Metaphors We Live By- by George Lakoff and Mark Johnson

In Shakespeare’s As You Like It, the melancholy Jaques declares: “All the world’s a stage/And all the men and women merely players.” This is a celebrated use of metaphor, a figure of speech in which one thing is used to describe another. As one of the central structural elements in human thought it is the habit, or process, of thinking of one thing ‘in the clothes’ of another.

Metaphor is a technique apparently as old as language itself; it is present in the earliest surviving work of literature, the Epic of Gilgamesh. Homer developed it into an art form, and his invention of the epic simile was picked up by later writers including Milton. In the Middle Ages the device of allegory underpinned much of French and English writing, while the Metaphysical poets employed increasingly elaborate metaphorical conceits in the sixteenth century. In the age of the novel the metaphor once again evolved, while the Modernist writers used it to subvert their readers’ expectations. In this book by George Lakoff and Mark Johnson the hypothesis is that the mapping between conceptual domains corresponds to neural mappings in the brain. So how metaphor operates is ‘hard-wired’ into the brain.

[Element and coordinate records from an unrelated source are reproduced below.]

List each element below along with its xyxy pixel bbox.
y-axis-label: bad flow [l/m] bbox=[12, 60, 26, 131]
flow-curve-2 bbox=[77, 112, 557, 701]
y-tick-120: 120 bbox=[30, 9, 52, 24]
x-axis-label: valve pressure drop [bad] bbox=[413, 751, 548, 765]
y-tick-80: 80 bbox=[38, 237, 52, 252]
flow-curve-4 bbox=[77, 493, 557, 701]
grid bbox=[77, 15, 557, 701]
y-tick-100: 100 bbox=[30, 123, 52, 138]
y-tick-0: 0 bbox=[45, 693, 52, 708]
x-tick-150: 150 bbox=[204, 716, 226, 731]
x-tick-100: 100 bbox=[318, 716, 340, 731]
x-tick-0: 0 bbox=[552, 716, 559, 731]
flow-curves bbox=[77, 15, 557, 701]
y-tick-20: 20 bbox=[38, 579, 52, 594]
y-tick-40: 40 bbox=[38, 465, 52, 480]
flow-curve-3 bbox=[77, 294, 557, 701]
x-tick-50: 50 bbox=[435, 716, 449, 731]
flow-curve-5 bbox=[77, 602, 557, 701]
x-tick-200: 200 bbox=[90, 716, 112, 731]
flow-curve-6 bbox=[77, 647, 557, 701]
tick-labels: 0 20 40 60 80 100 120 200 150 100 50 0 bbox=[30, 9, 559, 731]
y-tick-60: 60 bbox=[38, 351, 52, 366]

This has been a highly influential contribution to cognitive science.

Reach also for Metaphor (http://www.amazon.co.uk/Metaphor-Critical-Idiom-Terence-Hawkes/dp/0416090206) by Terence Hawkes which is on the same subject but from the point of view of literary criticism. Enquire at your local library.

Also listen to the excellent discussion on the Radio 4 ‘In Our Time’ episode (45 minutes) on the history of metaphor available at the link http://www.bbc.co.uk/programmes/b00w227c  With Steven Connor – Professor of Modern Literature and Theory at Birkbeck, University of London; Tom Healy – Professor of Renaissance Studies at the University of Sussex; and Julie Sanders – Professor of English Literature and Drama at the University of Nottingham. First broadcast Thursday 25 Nov 2010.

242 pages in University of Chicago Press paperback edition.